Fox’s Studio Classics DVD is a substantial upgrade from its previous release. The restored 2.55:1 anamorphic presentation is a pleasure to behold. Colours are bright and vibrant, with deep blacks and good shadow detail. Especially crisp are the interiors filmed under the best studio conditions. Edge effects seldom intrude. A restoration comparison shows how much improved the image is over various previous incarnations.
The Dolby Digital 4.0 surround audio is also a benefit to this DVD. There are good directional effects across the front and occasional use of the surrounds yielding a soundtrack with nice ambience. Whenever the orchestra swells up with a presentation of the title music, there’s a pleasing fullness to the sound. French 4.0 surround and Spanish mono tracks are also provided, as are English and Spanish subtitles.
The disc’s supplements package begins with a scene-specific audio commentary from cinematographer Michael Lonzo, historian Sylvia Stoddard, and film music expert John Burlingame. The three of them manage a thoroughly entertaining and informative commentary that is definitely one of the best for a film in the Studio Classics series so far. Each provides great insight on the film in respect to their areas of expertise. Lonzo provides all sorts of detail on which scenes were shot on location and which were in the studio, as well as the nitty-gritty on Leon Shamroy’s lighting decisions and the studio’s recreations of many of the location sites. Burlingame’s music insights reflect his familiarity with Alfred Newman’s work as a result of his preparation of a forthcoming biography of the prolific film music composer. Stoddard’s comments on the historical background of the time provide a nice counterpoint to the filmmaking information.
The other supplements include an good A&E biography of William Holden, Movietone newsreels on the Audience Awards and Photoplay Awards of the time, the film’s theatrical trailer, and trailers for six other Fox Studio Classics releases (All About Eve, An Affair to Remember, Gentleman’s Agreement, How Green Was My Valley, The Ghost and Mrs. Muir, and The Inn of the Sixth Happiness).
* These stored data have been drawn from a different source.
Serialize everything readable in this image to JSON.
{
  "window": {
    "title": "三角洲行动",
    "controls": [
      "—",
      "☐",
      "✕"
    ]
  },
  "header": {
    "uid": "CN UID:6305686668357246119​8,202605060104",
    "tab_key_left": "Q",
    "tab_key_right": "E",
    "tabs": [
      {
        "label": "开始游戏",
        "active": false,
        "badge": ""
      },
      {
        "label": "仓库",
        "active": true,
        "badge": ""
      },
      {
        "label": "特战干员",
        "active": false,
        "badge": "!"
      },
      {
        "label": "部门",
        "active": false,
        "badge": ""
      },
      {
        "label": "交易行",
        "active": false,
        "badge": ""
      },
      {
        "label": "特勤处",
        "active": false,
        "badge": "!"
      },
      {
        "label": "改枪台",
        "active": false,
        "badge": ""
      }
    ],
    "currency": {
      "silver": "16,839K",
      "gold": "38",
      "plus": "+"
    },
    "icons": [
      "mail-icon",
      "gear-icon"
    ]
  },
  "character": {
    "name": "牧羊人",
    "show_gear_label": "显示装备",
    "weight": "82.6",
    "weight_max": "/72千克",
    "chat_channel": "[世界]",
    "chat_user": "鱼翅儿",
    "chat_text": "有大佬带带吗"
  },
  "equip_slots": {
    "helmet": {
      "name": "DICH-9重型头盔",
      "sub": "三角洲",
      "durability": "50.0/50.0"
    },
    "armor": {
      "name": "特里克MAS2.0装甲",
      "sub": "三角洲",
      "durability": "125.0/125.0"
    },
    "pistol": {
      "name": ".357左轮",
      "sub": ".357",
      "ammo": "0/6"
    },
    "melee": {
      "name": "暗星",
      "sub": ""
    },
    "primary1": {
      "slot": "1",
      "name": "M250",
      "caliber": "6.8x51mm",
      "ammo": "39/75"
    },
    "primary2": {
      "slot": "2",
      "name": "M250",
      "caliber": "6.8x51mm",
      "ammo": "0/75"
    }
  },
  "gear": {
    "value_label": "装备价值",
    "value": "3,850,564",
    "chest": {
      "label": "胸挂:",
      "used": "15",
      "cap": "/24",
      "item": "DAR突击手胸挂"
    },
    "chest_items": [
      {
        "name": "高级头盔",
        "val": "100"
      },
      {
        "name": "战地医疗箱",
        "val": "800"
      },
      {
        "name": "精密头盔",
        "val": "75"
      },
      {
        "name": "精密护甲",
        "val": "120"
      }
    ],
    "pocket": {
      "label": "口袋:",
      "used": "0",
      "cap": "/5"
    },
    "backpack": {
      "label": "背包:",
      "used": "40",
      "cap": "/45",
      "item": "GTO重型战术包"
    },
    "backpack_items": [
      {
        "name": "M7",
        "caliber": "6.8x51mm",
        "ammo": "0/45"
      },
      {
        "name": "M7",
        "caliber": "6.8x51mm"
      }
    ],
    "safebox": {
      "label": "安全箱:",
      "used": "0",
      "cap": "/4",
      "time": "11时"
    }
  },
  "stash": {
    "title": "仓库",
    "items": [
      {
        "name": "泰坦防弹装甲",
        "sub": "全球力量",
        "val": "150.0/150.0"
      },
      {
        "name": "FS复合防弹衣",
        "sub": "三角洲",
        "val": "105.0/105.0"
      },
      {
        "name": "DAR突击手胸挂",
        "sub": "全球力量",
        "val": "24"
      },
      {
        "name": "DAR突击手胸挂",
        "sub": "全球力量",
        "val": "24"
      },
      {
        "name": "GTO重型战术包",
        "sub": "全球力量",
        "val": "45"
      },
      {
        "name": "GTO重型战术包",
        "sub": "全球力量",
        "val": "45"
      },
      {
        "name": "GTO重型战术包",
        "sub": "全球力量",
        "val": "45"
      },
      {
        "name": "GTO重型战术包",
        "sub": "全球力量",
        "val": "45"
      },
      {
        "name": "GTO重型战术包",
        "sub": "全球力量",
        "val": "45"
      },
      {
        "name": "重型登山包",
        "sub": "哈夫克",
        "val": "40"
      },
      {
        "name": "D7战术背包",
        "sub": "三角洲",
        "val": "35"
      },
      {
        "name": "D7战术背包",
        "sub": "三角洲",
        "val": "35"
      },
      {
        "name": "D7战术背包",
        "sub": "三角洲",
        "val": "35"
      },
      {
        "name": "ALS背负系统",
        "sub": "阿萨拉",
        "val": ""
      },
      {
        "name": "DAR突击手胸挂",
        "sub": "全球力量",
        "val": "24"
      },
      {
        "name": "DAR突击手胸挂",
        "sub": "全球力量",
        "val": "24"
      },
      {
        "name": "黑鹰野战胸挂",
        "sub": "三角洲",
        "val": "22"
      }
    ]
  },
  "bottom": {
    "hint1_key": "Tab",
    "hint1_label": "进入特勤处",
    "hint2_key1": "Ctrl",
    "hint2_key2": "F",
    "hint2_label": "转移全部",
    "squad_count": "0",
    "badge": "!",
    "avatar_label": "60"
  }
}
Love Is a Many-Splendored Thing is a fondly-remembered love story that stands the test of time by virtue of two restrained and believable performances by Jennifer Jones and William Holden. Fox has given the film a worthy DVD treatment as part of its Studio Classics series, including a sharp-looking transfer and several very fine supplements. The price of the entries in this series is a bargain, and this is another well worth adding to your collection. Recommended.